We demonstrate the solvent-free synthesis of a covalent organic framework (COF) containing 5,10,15,20-tetra-(4-aminophenyl)porphyrin Fe(III) chloride (FeTAPPCl) and 2,5-dihydroxyterephthalaldehyde (Dha) for the reduction of CO2 to CO with good turnover frequency (>600 h–1 mol–1 of electroactive Fe sites) and reasonable Faradaic efficiency for CO (an average of 80%) at −2.2 V (vs Ag/AgCl) over 3 h in MeCN with 0.5 M trifluoroethanol.
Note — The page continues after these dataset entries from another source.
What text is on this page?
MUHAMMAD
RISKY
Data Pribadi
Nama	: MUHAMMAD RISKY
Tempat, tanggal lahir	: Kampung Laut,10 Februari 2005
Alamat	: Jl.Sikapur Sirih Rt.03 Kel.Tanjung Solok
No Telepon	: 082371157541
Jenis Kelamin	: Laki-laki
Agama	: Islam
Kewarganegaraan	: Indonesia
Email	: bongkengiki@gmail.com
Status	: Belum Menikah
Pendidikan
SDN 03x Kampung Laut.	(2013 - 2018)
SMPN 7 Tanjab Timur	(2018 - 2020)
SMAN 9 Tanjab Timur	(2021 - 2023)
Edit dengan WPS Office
Characterization and stability of the COFs were probed by chemical and electrochemical methods. X-ray photoelectron spectroscopy analysis of the COF showed the formation of imine bonds and hemiaminal groups. Cyclic voltammetry of FeDhaTph-COF electrodes revealed three redox couples in MeCN or N,N-dimethylformamide (DMF) systems. The Fe(II/I) and Fe(I/0) redox couples were observed at comparable potentials as FeTAPPCl in solution. Inductively coupled plasma optical emission spectroscopy results suggested that the COF network has retained FeTAPPCl molecules substantially better than simple adsorption in either MeCN or DMF solvent.